Trouble generating SeppReferenceDatabase qza

dethlefs · October 12, 2020, 9:59pm

Sorry for the slow reply. You're right that phylogenies made with short fragments are likely to be less accurate, and maybe downright misleading. With SEPP neither the output tree nor the reference tree is calculated de novo from short fragments...the topology of the tree is taken from the reference. In this case, it's a trimmed version the Silva 138 SSU 16S guide tree, which has a complicated history that I wouldn't be able to explain as well as the Silva folks, although it's derived from a full-length 16S maximum likelihood tree and has received expert curation from specialists in certain taxa.

Given that you have a reference tree that you want to use, and an alignment of the sequences associated with the leaves of that tree, SEPP's job is to make the best placement of new fragments into that tree. It has to align fragments to the existing alignment, and for that step having the reference alignment trimmed is helpful. While @Stefan and Siavash think alignment accuracy will be good for fragments against the full length alignment (and I generally agree), my experience with automated aligners in this context is that bases near the end of the fragment can get spread out to columns outside the intended region.

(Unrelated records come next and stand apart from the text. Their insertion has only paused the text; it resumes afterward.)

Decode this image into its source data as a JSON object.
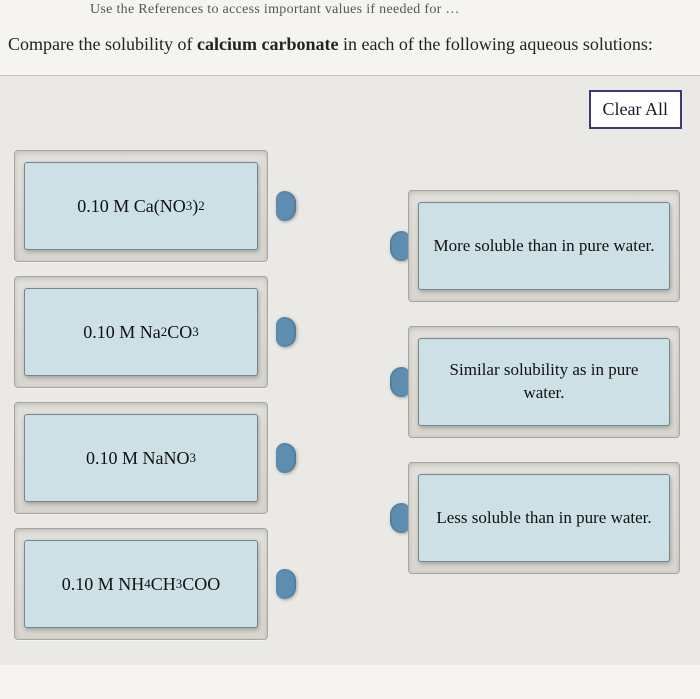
{
  "header_hint": "Use the References to access important values if needed for …",
  "prompt_prefix": "Compare the solubility of ",
  "prompt_bold": "calcium carbonate",
  "prompt_suffix": " in each of the following aqueous solutions:",
  "clear_button": "Clear All",
  "compounds": [
    {
      "html": "0.10 M Ca(NO<sub>3</sub>)<sub>2</sub>"
    },
    {
      "html": "0.10 M Na<sub>2</sub>CO<sub>3</sub>"
    },
    {
      "html": "0.10 M NaNO<sub>3</sub>"
    },
    {
      "html": "0.10 M NH<sub>4</sub>CH<sub>3</sub>COO"
    }
  ],
  "targets": [
    {
      "text": "More soluble than in pure water."
    },
    {
      "text": "Similar solubility as in pure water."
    },
    {
      "text": "Less soluble than in pure water."
    }
  ],
  "colors": {
    "page_bg": "#f5f4f0",
    "workspace_bg": "#eae9e5",
    "tile_bg": "#cce0e5",
    "tile_border": "#6d8a90",
    "frame_bg": "#dcdad2",
    "tab": "#5d8db0",
    "clear_border": "#3a3a7a"
  }
}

Imagine that a fragment has GCA for the first 3 bases, and the first 3 columns that we know to be appropriate (based on our PCR primers) are consistently GCC in the most similar reference seqs to that fragment. Imagine further that the triplet just prior to those columns in the similar reference seqs is GCA. The aligner doesn't know what PCR primers we used to obtain the fragments, and its mismatch and gap penalties might result in an optimal score when the fragment GCA is aligned just outside the appropriate area, with a gap spanning the next three columns. In effect, trimming the reference alignment is telling the aligner what we know about our PCR primers, in this example forcing it to chose GCA aligned to GCC with a mismatch inside the appropriate area of the reference alignment.

But that's not likely to have a huge impact since it will make a small difference in the alignment scores of probably a small number of fragments, which might or might not even affect their placement. @Stefan and Siavash point out the more important benefit for those lacking free access to supercomputers: if your aligner doesn't have to waste time for each fragment testing alignments that include the majority of columns outside the appropriate region, it can more quickly find the best alignment for each fragment within the appropriate region.

I've glossed over some steps...prior to fragment placement, the Silva guide tree (and perhaps most big reference trees) will have to have polytomies cleaned up, and the branch lengths of the guide tree will have to be re-estimated, along with the evolutionary parameters that go into maximum likelihood modeling of the phylogeny. I suppose if someone were to use the SEPP output tree to make branch length dependent arguments about something or other, or treat the associated ML evolutionary parameters as precise estimates, that could be bad. (And would be foolish.)

But usually, all we want is the most likely placement of our fragments into a tree topology that we trust (or at least are familiar with). I'd argue that the re-estimated branch lengths and parameters (following trimming) provide the best chance of getting the fragments placed accurately on the fixed-topology tree (because they're the best estimates for fragment alignment columns), even if estimates of average mutation rates and transition probabilities etc. are expected to be more precise when using longer sequences.

Regards,
Les

P.S. I haven't forgotten about sharing my work...still haven't gotten around to generating a README file, but I hope to soon.